Border controls are a basic human right – is it un-Christian to oppose mass immigration?


Ed West


Pope Francis meets immigrants at the pier in Lampedusa, Italy, in July 2013 (Photo: Getty Images)

Is it sinful to be not so keen on the whole immigration thing? I suppose Justin Welby thinks so, according to his recent comments.


‘We have to be careful and you can’t over-burden the community, you have to be realistic about that but also we must never – part of the Christian, at the heart of Christian teaching about the human being is all human beings are of absolutely equal and infinite value and the language we use must reflect the value of the human being, and not treat immigration as just a deep menace that is somehow going to overwhelm a country that has coped with many waves of immigration and has usually done so with enormous success and it is part of the strength and brilliance of this country that we are so good at this, and I would hate to see us lose that tradition.’


I wonder what past immigration he’s talking about? The miniscule numbers who trickled in from 1066 to 1945, almost all of them from north-west Europe, which on a chart rather resembles the left hand side of a hockey stick, compared to the numbers that came in after Tony Blair came to power. Our tradition of tolerance stems from the fact that, as an island and a fairly homogenous one at that, we were secure and stable and therefore able to develop liberal institutions.


From 1997 to 2004 almost no one dared say anything about this influx for fear of being shot down; on the BBC archives you can see how even very modest criticism by the Tories – comments that would be pretty vanilla by today’s standards – were presented by the BBC as ‘racism rows’, while government claims about the need for opening the borders were presented as unarguable economic facts. Most people opposed this change, and yet during that period not a single bishop, Anglican or Catholic, had anything to say about this situation, which rather reduces the impact their words might have today.


The Church hierarchy are so pro-immigration partly because the open-borders diversity cult is a Christian heresy. As I wrote in The Diversity Illusion (now in second edition):


‘The moralisation of diversity is reflected in the fact that almost across the board churches in the West are pro-immigration, even though their congregations are not (in the US self-described Christians are more hostile to immigration than non-believers). In a sense secular universalism has grown on and replaced Christianity, which is also universalist and stresses sacrifice for the sake of humanity, although in Christianity altruism is voluntary, and comes with heavenly rewards (and religions have their own out-groups, of non-believers). Because diversity is framed in such morally polar ways, it is very hard to argue against it from a Christian standpoint, and few do. While churches have often spoken on behalf of individual asylum seekers, they have gone further in promoting the diversity agenda. The Catholic Church in England has even put its weight behind asylum amnesties that would have resulted in half a million people being legalised, even though similar schemes in Spain have encouraged further illegal immigration (and resulted in many deaths, of Africans drowned trying to reach Europe).’

It’s easy to quote scripture to support secular universalism; but Christian leaders could also argue that open borders strip the developing world of its brightest (including medical staff), that it widens social inequality, that – contrary to the libertarian argument – people are not simply numbers that can be moved around to increase temporary efficiency, that we have the needs of community and family. Most of all, that there is nothing unchristian or immoral about wanting to live in a neighbourhood that it isn’t totally alien, and to not have one’s labour undercut by the exploitation of desperately poor immigrants. Border controls are a basic human right.
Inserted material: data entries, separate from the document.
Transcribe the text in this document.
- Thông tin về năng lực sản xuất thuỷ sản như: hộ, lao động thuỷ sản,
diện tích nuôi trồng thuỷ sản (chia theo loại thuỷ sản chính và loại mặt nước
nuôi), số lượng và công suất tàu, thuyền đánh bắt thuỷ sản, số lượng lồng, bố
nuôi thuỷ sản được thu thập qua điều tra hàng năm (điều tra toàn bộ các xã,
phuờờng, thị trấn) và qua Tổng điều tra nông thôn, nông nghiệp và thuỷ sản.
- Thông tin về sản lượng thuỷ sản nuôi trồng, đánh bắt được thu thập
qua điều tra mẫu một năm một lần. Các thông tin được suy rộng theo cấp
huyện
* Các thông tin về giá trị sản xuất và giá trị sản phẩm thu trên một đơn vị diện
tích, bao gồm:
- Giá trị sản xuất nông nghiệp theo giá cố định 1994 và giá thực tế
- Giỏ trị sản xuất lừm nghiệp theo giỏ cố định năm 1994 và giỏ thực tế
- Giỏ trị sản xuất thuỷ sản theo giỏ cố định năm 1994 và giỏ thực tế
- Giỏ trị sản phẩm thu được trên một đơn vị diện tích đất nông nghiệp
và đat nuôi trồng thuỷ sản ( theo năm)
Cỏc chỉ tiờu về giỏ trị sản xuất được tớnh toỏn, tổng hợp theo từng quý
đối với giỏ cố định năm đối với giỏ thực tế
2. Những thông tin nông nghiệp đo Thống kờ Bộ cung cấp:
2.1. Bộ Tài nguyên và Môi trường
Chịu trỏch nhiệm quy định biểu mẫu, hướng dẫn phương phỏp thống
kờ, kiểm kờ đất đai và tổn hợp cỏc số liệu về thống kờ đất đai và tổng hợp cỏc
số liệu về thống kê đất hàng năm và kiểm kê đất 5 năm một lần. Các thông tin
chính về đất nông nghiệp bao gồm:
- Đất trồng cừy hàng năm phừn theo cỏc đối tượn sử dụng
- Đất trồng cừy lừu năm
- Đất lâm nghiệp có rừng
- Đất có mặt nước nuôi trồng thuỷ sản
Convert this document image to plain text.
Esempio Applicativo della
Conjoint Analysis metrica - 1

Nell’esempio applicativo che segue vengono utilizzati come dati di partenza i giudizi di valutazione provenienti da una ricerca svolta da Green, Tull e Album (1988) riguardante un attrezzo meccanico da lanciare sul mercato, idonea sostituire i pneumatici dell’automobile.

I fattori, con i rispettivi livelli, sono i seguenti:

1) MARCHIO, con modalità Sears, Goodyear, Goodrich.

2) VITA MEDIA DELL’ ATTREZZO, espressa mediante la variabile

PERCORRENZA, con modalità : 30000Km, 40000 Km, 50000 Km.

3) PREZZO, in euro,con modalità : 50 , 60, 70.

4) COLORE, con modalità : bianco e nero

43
There is one more factor here: both the Anglican and Catholic churches think immigration will save them, immigrants doing the praying natives won’t do. Figures released last week showed that Catholicism has only maintained its numbers because of migration; what none of the newspapers mentioned was that religious observance among the children of Christian immigrants drops to the same level as natives as they assimilate. It’s a spiritual ponzi scheme, just as immigration generally is an economic one; the children of eager Third World labourers will not do the dangerous and demeaning work their fathers did, and nor will their children fill the pews of our empty churches. Just as cheap migration allows people to avoid making necessary economic efficiencies, this allows churchmen to avoid doing what they must to survive: evangelise.


The one exception to this secularisation is Islam, a religion that acts as an anchor of identity and which in the second and third generations remains strong, and often stronger, than in the first. Church leaders promoting an immigration policy that strengthens the power of Islam in their country is not Christianity, it’s pathological altruism.